Marise la regarda, suspicieuse.
— Comment ça ? C’est toi qui l’as dit. Tu ne te souviens pas ?
— Non. Ça me paraissait évident sur l’instant, mais je n’arrive plus à me souvenir.
— Mince alors ! Elle te possède ? Tu contrôles ce que tu dis ou juste tu t’effaces ?
— Je ne crois pas. Ma personnalité est toujours là. Si je ne comprends pas le message, je ne trouve pas les mots, je ne sais pas le transcrire. Et je suis conscient du temps qui passe comme de ce que je raconte. C’est juste qu’ensuite… je ne me souviens pas de ce que j’ai dit.

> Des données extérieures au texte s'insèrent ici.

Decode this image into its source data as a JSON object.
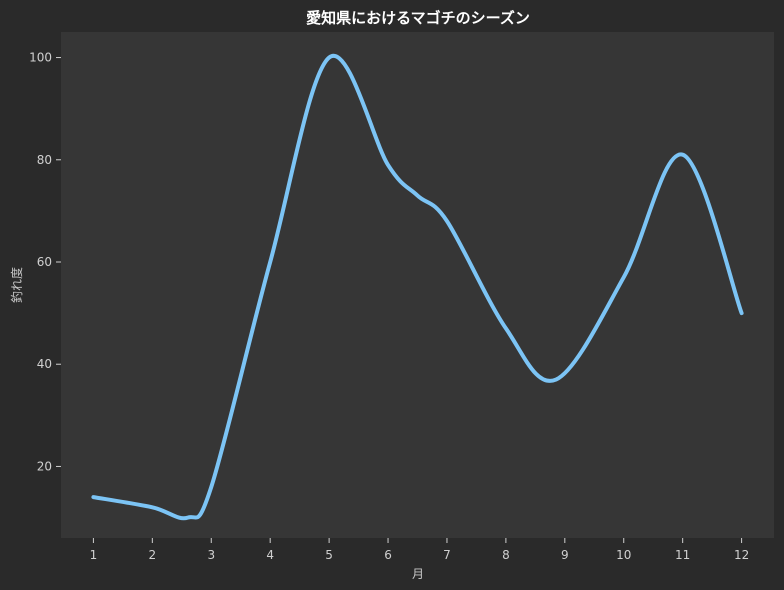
{
  "chart_data": {
    "type": "line",
    "title": "愛知県におけるマゴチのシーズン",
    "xlabel": "月",
    "ylabel": "釣れ度",
    "x": [
      1,
      2,
      2.6,
      3,
      4,
      5,
      6,
      6.5,
      7,
      8,
      8.85,
      10,
      11,
      12
    ],
    "x_ticks": [
      "1",
      "2",
      "3",
      "4",
      "5",
      "6",
      "7",
      "8",
      "9",
      "10",
      "11",
      "12"
    ],
    "y_ticks": [
      "20",
      "40",
      "60",
      "80",
      "100"
    ],
    "xlim": [
      0.45,
      12.55
    ],
    "ylim": [
      6,
      105
    ],
    "grid": false,
    "series": [
      {
        "values": [
          14,
          12,
          10,
          16,
          60,
          100,
          79,
          73,
          68,
          47,
          37,
          57,
          81,
          50
        ],
        "color": "#7cc4f5"
      }
    ],
    "colors": {
      "background": "#2a2a2a",
      "plot_background": "#363636",
      "text": "#ffffff",
      "tick": "#d0d0d0"
    }
  }
}
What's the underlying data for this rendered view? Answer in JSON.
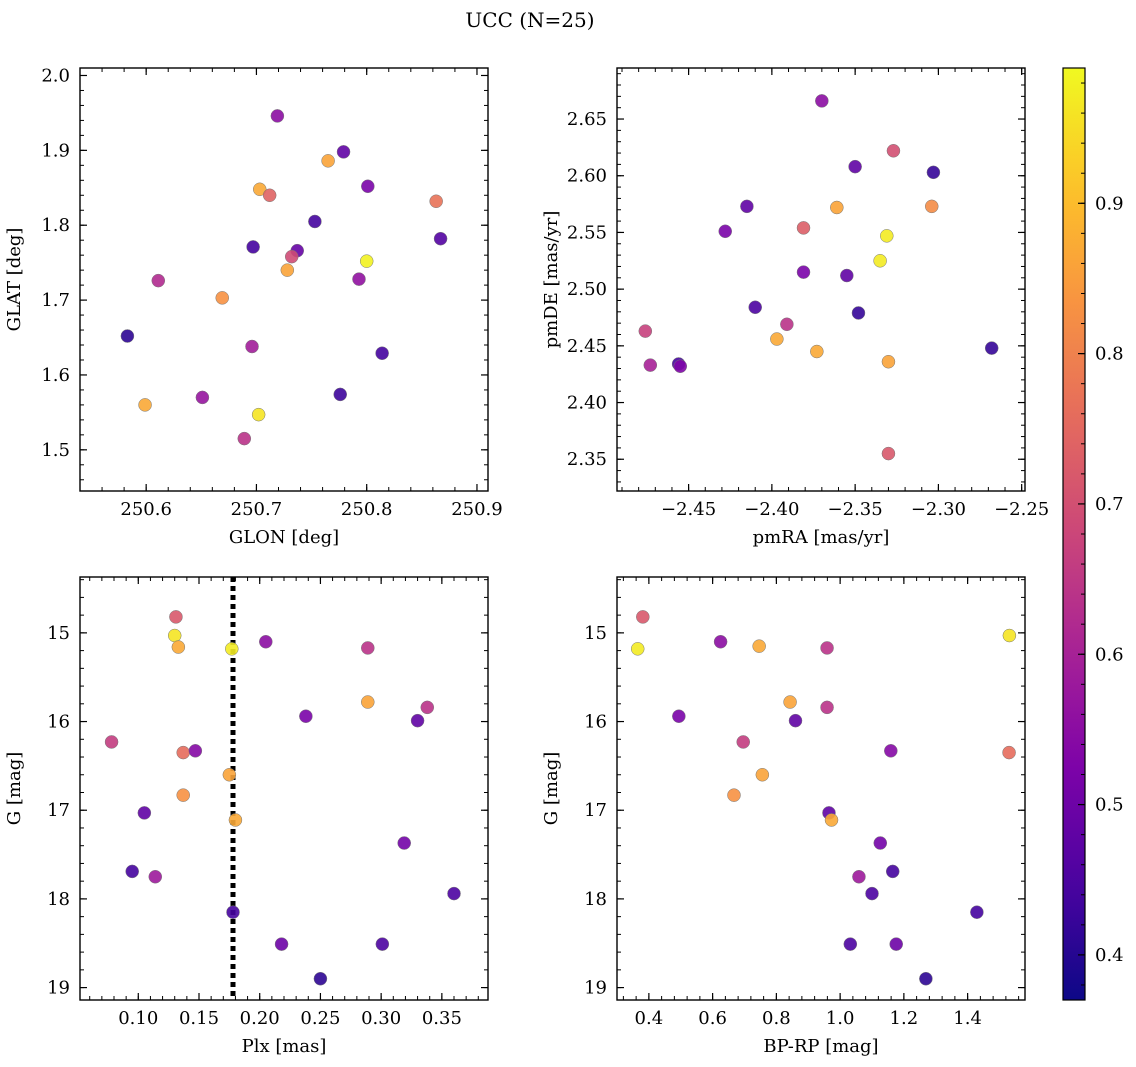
{
  "title": "UCC (N=25)",
  "colorbar": {
    "range": [
      0.37,
      0.99
    ],
    "ticks": [
      0.4,
      0.5,
      0.6,
      0.7,
      0.8,
      0.9
    ],
    "tick_labels": [
      "0.4",
      "0.5",
      "0.6",
      "0.7",
      "0.8",
      "0.9"
    ],
    "colormap": "plasma"
  },
  "chart_data": [
    {
      "type": "scatter",
      "name": "glon-glat",
      "xlabel": "GLON [deg]",
      "ylabel": "GLAT [deg]",
      "xlim": [
        250.54,
        250.91
      ],
      "ylim": [
        1.445,
        2.01
      ],
      "xticks": [
        250.6,
        250.7,
        250.8,
        250.9
      ],
      "xtick_labels": [
        "250.6",
        "250.7",
        "250.8",
        "250.9"
      ],
      "xminor": 0.02,
      "yticks": [
        1.5,
        1.6,
        1.7,
        1.8,
        1.9,
        2.0
      ],
      "ytick_labels": [
        "1.5",
        "1.6",
        "1.7",
        "1.8",
        "1.9",
        "2.0"
      ],
      "yminor": 0.02,
      "points": [
        {
          "x": 250.719,
          "y": 1.946,
          "c": 0.55
        },
        {
          "x": 250.779,
          "y": 1.898,
          "c": 0.48
        },
        {
          "x": 250.765,
          "y": 1.886,
          "c": 0.86
        },
        {
          "x": 250.801,
          "y": 1.852,
          "c": 0.52
        },
        {
          "x": 250.703,
          "y": 1.848,
          "c": 0.87
        },
        {
          "x": 250.712,
          "y": 1.84,
          "c": 0.74
        },
        {
          "x": 250.863,
          "y": 1.832,
          "c": 0.77
        },
        {
          "x": 250.753,
          "y": 1.805,
          "c": 0.44
        },
        {
          "x": 250.867,
          "y": 1.782,
          "c": 0.46
        },
        {
          "x": 250.697,
          "y": 1.771,
          "c": 0.44
        },
        {
          "x": 250.737,
          "y": 1.766,
          "c": 0.49
        },
        {
          "x": 250.732,
          "y": 1.758,
          "c": 0.69
        },
        {
          "x": 250.8,
          "y": 1.752,
          "c": 0.98
        },
        {
          "x": 250.728,
          "y": 1.74,
          "c": 0.86
        },
        {
          "x": 250.793,
          "y": 1.728,
          "c": 0.56
        },
        {
          "x": 250.611,
          "y": 1.726,
          "c": 0.62
        },
        {
          "x": 250.669,
          "y": 1.703,
          "c": 0.83
        },
        {
          "x": 250.583,
          "y": 1.652,
          "c": 0.41
        },
        {
          "x": 250.696,
          "y": 1.638,
          "c": 0.59
        },
        {
          "x": 250.814,
          "y": 1.629,
          "c": 0.44
        },
        {
          "x": 250.776,
          "y": 1.574,
          "c": 0.43
        },
        {
          "x": 250.651,
          "y": 1.57,
          "c": 0.57
        },
        {
          "x": 250.599,
          "y": 1.56,
          "c": 0.87
        },
        {
          "x": 250.702,
          "y": 1.547,
          "c": 0.96
        },
        {
          "x": 250.689,
          "y": 1.515,
          "c": 0.64
        }
      ]
    },
    {
      "type": "scatter",
      "name": "pmra-pmde",
      "xlabel": "pmRA [mas/yr]",
      "ylabel": "pmDE [mas/yr]",
      "xlim": [
        -2.493,
        -2.248
      ],
      "ylim": [
        2.322,
        2.695
      ],
      "xticks": [
        -2.45,
        -2.4,
        -2.35,
        -2.3,
        -2.25
      ],
      "xtick_labels": [
        "−2.45",
        "−2.40",
        "−2.35",
        "−2.30",
        "−2.25"
      ],
      "xminor": 0.01,
      "yticks": [
        2.35,
        2.4,
        2.45,
        2.5,
        2.55,
        2.6,
        2.65
      ],
      "ytick_labels": [
        "2.35",
        "2.40",
        "2.45",
        "2.50",
        "2.55",
        "2.60",
        "2.65"
      ],
      "yminor": 0.01,
      "points": [
        {
          "x": -2.37,
          "y": 2.666,
          "c": 0.55
        },
        {
          "x": -2.327,
          "y": 2.622,
          "c": 0.7
        },
        {
          "x": -2.35,
          "y": 2.608,
          "c": 0.48
        },
        {
          "x": -2.303,
          "y": 2.603,
          "c": 0.42
        },
        {
          "x": -2.415,
          "y": 2.573,
          "c": 0.48
        },
        {
          "x": -2.361,
          "y": 2.572,
          "c": 0.86
        },
        {
          "x": -2.304,
          "y": 2.573,
          "c": 0.82
        },
        {
          "x": -2.381,
          "y": 2.554,
          "c": 0.73
        },
        {
          "x": -2.428,
          "y": 2.551,
          "c": 0.52
        },
        {
          "x": -2.331,
          "y": 2.547,
          "c": 0.97
        },
        {
          "x": -2.335,
          "y": 2.525,
          "c": 0.97
        },
        {
          "x": -2.381,
          "y": 2.515,
          "c": 0.52
        },
        {
          "x": -2.355,
          "y": 2.512,
          "c": 0.48
        },
        {
          "x": -2.41,
          "y": 2.484,
          "c": 0.45
        },
        {
          "x": -2.348,
          "y": 2.479,
          "c": 0.42
        },
        {
          "x": -2.391,
          "y": 2.469,
          "c": 0.64
        },
        {
          "x": -2.476,
          "y": 2.463,
          "c": 0.67
        },
        {
          "x": -2.397,
          "y": 2.456,
          "c": 0.87
        },
        {
          "x": -2.268,
          "y": 2.448,
          "c": 0.42
        },
        {
          "x": -2.373,
          "y": 2.445,
          "c": 0.87
        },
        {
          "x": -2.33,
          "y": 2.436,
          "c": 0.86
        },
        {
          "x": -2.456,
          "y": 2.434,
          "c": 0.44
        },
        {
          "x": -2.473,
          "y": 2.433,
          "c": 0.6
        },
        {
          "x": -2.455,
          "y": 2.432,
          "c": 0.53
        },
        {
          "x": -2.33,
          "y": 2.355,
          "c": 0.72
        }
      ]
    },
    {
      "type": "scatter",
      "name": "plx-g",
      "xlabel": "Plx [mas]",
      "ylabel": "G [mag]",
      "xlim": [
        0.052,
        0.388
      ],
      "ylim": [
        19.14,
        14.37
      ],
      "yinverted": true,
      "xticks": [
        0.1,
        0.15,
        0.2,
        0.25,
        0.3,
        0.35
      ],
      "xtick_labels": [
        "0.10",
        "0.15",
        "0.20",
        "0.25",
        "0.30",
        "0.35"
      ],
      "xminor": 0.01,
      "yticks": [
        15,
        16,
        17,
        18,
        19
      ],
      "ytick_labels": [
        "15",
        "16",
        "17",
        "18",
        "19"
      ],
      "yminor": 0.2,
      "vline": {
        "x": 0.178,
        "style": "dotted",
        "color": "#000000"
      },
      "points": [
        {
          "x": 0.131,
          "y": 14.82,
          "c": 0.72
        },
        {
          "x": 0.13,
          "y": 15.03,
          "c": 0.96
        },
        {
          "x": 0.133,
          "y": 15.16,
          "c": 0.87
        },
        {
          "x": 0.177,
          "y": 15.18,
          "c": 0.97
        },
        {
          "x": 0.205,
          "y": 15.1,
          "c": 0.55
        },
        {
          "x": 0.289,
          "y": 15.17,
          "c": 0.64
        },
        {
          "x": 0.289,
          "y": 15.78,
          "c": 0.86
        },
        {
          "x": 0.338,
          "y": 15.84,
          "c": 0.64
        },
        {
          "x": 0.238,
          "y": 15.94,
          "c": 0.52
        },
        {
          "x": 0.33,
          "y": 15.99,
          "c": 0.48
        },
        {
          "x": 0.078,
          "y": 16.23,
          "c": 0.66
        },
        {
          "x": 0.137,
          "y": 16.35,
          "c": 0.76
        },
        {
          "x": 0.147,
          "y": 16.33,
          "c": 0.54
        },
        {
          "x": 0.175,
          "y": 16.6,
          "c": 0.86
        },
        {
          "x": 0.137,
          "y": 16.83,
          "c": 0.83
        },
        {
          "x": 0.105,
          "y": 17.03,
          "c": 0.48
        },
        {
          "x": 0.18,
          "y": 17.11,
          "c": 0.87
        },
        {
          "x": 0.319,
          "y": 17.37,
          "c": 0.51
        },
        {
          "x": 0.095,
          "y": 17.69,
          "c": 0.44
        },
        {
          "x": 0.114,
          "y": 17.75,
          "c": 0.58
        },
        {
          "x": 0.36,
          "y": 17.94,
          "c": 0.45
        },
        {
          "x": 0.178,
          "y": 18.15,
          "c": 0.44
        },
        {
          "x": 0.218,
          "y": 18.51,
          "c": 0.5
        },
        {
          "x": 0.301,
          "y": 18.51,
          "c": 0.45
        },
        {
          "x": 0.25,
          "y": 18.9,
          "c": 0.41
        }
      ]
    },
    {
      "type": "scatter",
      "name": "bprp-g",
      "xlabel": "BP-RP [mag]",
      "ylabel": "G [mag]",
      "xlim": [
        0.3,
        1.58
      ],
      "ylim": [
        19.14,
        14.37
      ],
      "yinverted": true,
      "xticks": [
        0.4,
        0.6,
        0.8,
        1.0,
        1.2,
        1.4
      ],
      "xtick_labels": [
        "0.4",
        "0.6",
        "0.8",
        "1.0",
        "1.2",
        "1.4"
      ],
      "xminor": 0.04,
      "yticks": [
        15,
        16,
        17,
        18,
        19
      ],
      "ytick_labels": [
        "15",
        "16",
        "17",
        "18",
        "19"
      ],
      "yminor": 0.2,
      "points": [
        {
          "x": 0.381,
          "y": 14.82,
          "c": 0.72
        },
        {
          "x": 1.531,
          "y": 15.03,
          "c": 0.96
        },
        {
          "x": 0.365,
          "y": 15.18,
          "c": 0.97
        },
        {
          "x": 0.625,
          "y": 15.1,
          "c": 0.55
        },
        {
          "x": 0.746,
          "y": 15.15,
          "c": 0.87
        },
        {
          "x": 0.959,
          "y": 15.17,
          "c": 0.64
        },
        {
          "x": 0.843,
          "y": 15.78,
          "c": 0.86
        },
        {
          "x": 0.959,
          "y": 15.84,
          "c": 0.64
        },
        {
          "x": 0.494,
          "y": 15.94,
          "c": 0.52
        },
        {
          "x": 0.86,
          "y": 15.99,
          "c": 0.48
        },
        {
          "x": 0.696,
          "y": 16.23,
          "c": 0.66
        },
        {
          "x": 1.159,
          "y": 16.33,
          "c": 0.54
        },
        {
          "x": 1.53,
          "y": 16.35,
          "c": 0.76
        },
        {
          "x": 0.756,
          "y": 16.6,
          "c": 0.86
        },
        {
          "x": 0.667,
          "y": 16.83,
          "c": 0.83
        },
        {
          "x": 0.965,
          "y": 17.03,
          "c": 0.48
        },
        {
          "x": 0.973,
          "y": 17.11,
          "c": 0.87
        },
        {
          "x": 1.126,
          "y": 17.37,
          "c": 0.51
        },
        {
          "x": 1.165,
          "y": 17.69,
          "c": 0.44
        },
        {
          "x": 1.059,
          "y": 17.75,
          "c": 0.58
        },
        {
          "x": 1.1,
          "y": 17.94,
          "c": 0.45
        },
        {
          "x": 1.429,
          "y": 18.15,
          "c": 0.44
        },
        {
          "x": 1.032,
          "y": 18.51,
          "c": 0.45
        },
        {
          "x": 1.176,
          "y": 18.51,
          "c": 0.5
        },
        {
          "x": 1.269,
          "y": 18.9,
          "c": 0.41
        }
      ]
    }
  ]
}
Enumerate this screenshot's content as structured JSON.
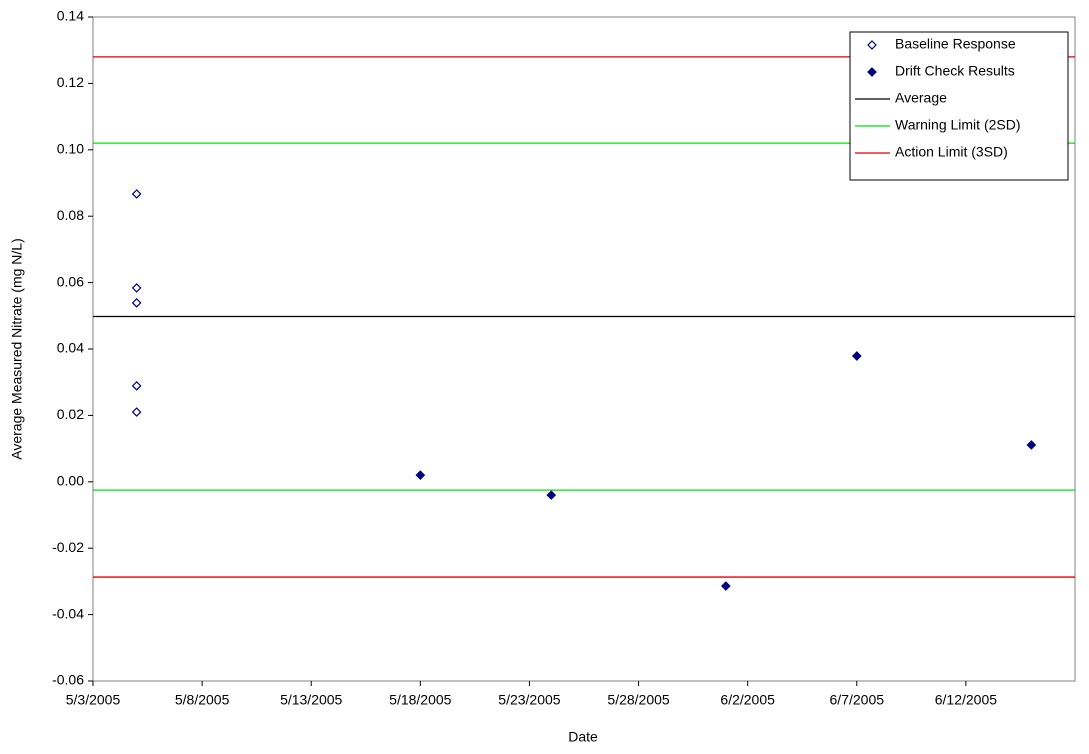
{
  "chart_data": {
    "type": "scatter",
    "x_label": "Date",
    "y_label": "Average Measured Nitrate (mg N/L)",
    "xlim": [
      "5/3/2005",
      "6/17/2005"
    ],
    "xticks": [
      "5/3/2005",
      "5/8/2005",
      "5/13/2005",
      "5/18/2005",
      "5/23/2005",
      "5/28/2005",
      "6/2/2005",
      "6/7/2005",
      "6/12/2005"
    ],
    "ylim": [
      -0.06,
      0.14
    ],
    "yticks": [
      {
        "value": -0.06,
        "label": "-0.06"
      },
      {
        "value": -0.04,
        "label": "-0.04"
      },
      {
        "value": -0.02,
        "label": "-0.02"
      },
      {
        "value": 0,
        "label": "0.00"
      },
      {
        "value": 0.02,
        "label": "0.02"
      },
      {
        "value": 0.04,
        "label": "0.04"
      },
      {
        "value": 0.06,
        "label": "0.06"
      },
      {
        "value": 0.08,
        "label": "0.08"
      },
      {
        "value": 0.1,
        "label": "0.10"
      },
      {
        "value": 0.12,
        "label": "0.12"
      },
      {
        "value": 0.14,
        "label": "0.14"
      }
    ],
    "grid": false,
    "legend": "top-right",
    "series": [
      {
        "name": "Baseline Response",
        "color": "#000080",
        "marker": "open-diamond",
        "x": [
          "5/5/2005",
          "5/5/2005",
          "5/5/2005",
          "5/5/2005",
          "5/5/2005"
        ],
        "values": [
          0.0867,
          0.0584,
          0.0539,
          0.0289,
          0.021
        ]
      },
      {
        "name": "Drift Check Results",
        "color": "#000080",
        "marker": "filled-diamond",
        "x": [
          "5/18/2005",
          "5/24/2005",
          "6/1/2005",
          "6/7/2005",
          "6/15/2005"
        ],
        "values": [
          0.002,
          -0.004,
          -0.0314,
          0.0379,
          0.0111
        ]
      },
      {
        "name": "Average",
        "color": "#000000",
        "marker": "hline",
        "values": [
          0.0498
        ]
      },
      {
        "name": "Warning Limit (2SD)",
        "color": "#00e000",
        "marker": "hline",
        "values": [
          0.102,
          -0.0025
        ]
      },
      {
        "name": "Action Limit (3SD)",
        "color": "#e00000",
        "marker": "hline",
        "values": [
          0.128,
          -0.0287
        ]
      }
    ]
  }
}
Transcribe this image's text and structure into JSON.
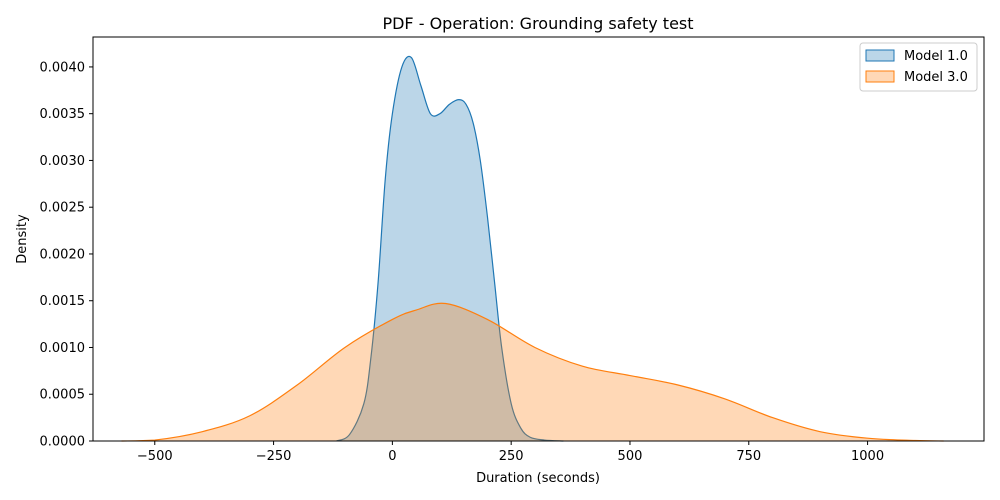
{
  "chart_data": {
    "type": "area",
    "title": "PDF - Operation: Grounding safety test",
    "xlabel": "Duration (seconds)",
    "ylabel": "Density",
    "xlim": [
      -630,
      1245
    ],
    "ylim": [
      0,
      0.00432
    ],
    "xticks": [
      -500,
      -250,
      0,
      250,
      500,
      750,
      1000
    ],
    "xtick_labels": [
      "−500",
      "−250",
      "0",
      "250",
      "500",
      "750",
      "1000"
    ],
    "yticks": [
      0,
      0.0005,
      0.001,
      0.0015,
      0.002,
      0.0025,
      0.003,
      0.0035,
      0.004
    ],
    "ytick_labels": [
      "0.0000",
      "0.0005",
      "0.0010",
      "0.0015",
      "0.0020",
      "0.0025",
      "0.0030",
      "0.0035",
      "0.0040"
    ],
    "grid": false,
    "legend_position": "top-right",
    "series": [
      {
        "name": "Model 1.0",
        "color": "#1f77b4",
        "fill_opacity": 0.3,
        "x": [
          -118,
          -90,
          -60,
          -45,
          -30,
          -15,
          0,
          20,
          40,
          60,
          80,
          100,
          120,
          140,
          155,
          170,
          185,
          200,
          215,
          230,
          250,
          270,
          290,
          320,
          360
        ],
        "y": [
          0,
          7e-05,
          0.0004,
          0.0009,
          0.0017,
          0.0028,
          0.0035,
          0.004,
          0.0041,
          0.0038,
          0.0035,
          0.0035,
          0.0036,
          0.00365,
          0.0036,
          0.0034,
          0.003,
          0.0024,
          0.0017,
          0.001,
          0.0004,
          0.00014,
          4e-05,
          1e-05,
          0
        ]
      },
      {
        "name": "Model 3.0",
        "color": "#ff7f0e",
        "fill_opacity": 0.3,
        "x": [
          -570,
          -500,
          -400,
          -300,
          -200,
          -100,
          0,
          50,
          112,
          200,
          300,
          400,
          500,
          600,
          700,
          800,
          900,
          1000,
          1100,
          1160
        ],
        "y": [
          0,
          1e-05,
          0.0001,
          0.00027,
          0.0006,
          0.001,
          0.0013,
          0.0014,
          0.00147,
          0.0013,
          0.001,
          0.0008,
          0.0007,
          0.0006,
          0.00045,
          0.00025,
          0.0001,
          3e-05,
          5e-06,
          0
        ]
      }
    ]
  }
}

— Mince alors, faut t’enregistrer, mon pote ! Mais ça veut aussi dire que je peux poser des questions et que tu ne te souviendras pas des réponses ?
— Je me souviens de tes questions.
— Ah, c’est tout de suite moins utile.
— Moi aussi, je t’aime.
Elle lui tira la langue, puis répéta ce qu’elle avait compris de ce que la licorne avait dit à travers lui.
Noah réfléchit, mais pas longtemps.
— Parce que ce qu’on attend de nous, c’est de rentrer dans une case de la société. T’as pas besoin de savoir jardiner quand tu prends ta bouffe sur étagère. Encore moins savoir cuisiner quand c’est déjà prêt. Et comme tu sais pas faire, tu dois trouver le pognon pour acheter. Pognon qui t’est donné parce que tu as été bien sage et que tu travailles dans le métier qu’on t’a filé. Putain ! Vu comme ça, on vit dans un monde de merde. Ils font quoi, tes parents ?
— Mon père est ivrogne, aux dernières nouvelles, et ma mère est… prof de danse.
— Ah, prof de danse, ça va. Moi, elle est caissière-magasinière et mon père est éboueur.
— Bah, c’est toujours mieux que de vendre des assurances.
— Ça paie beaucoup moins.
Le silence de la raison s’imposa entre eux.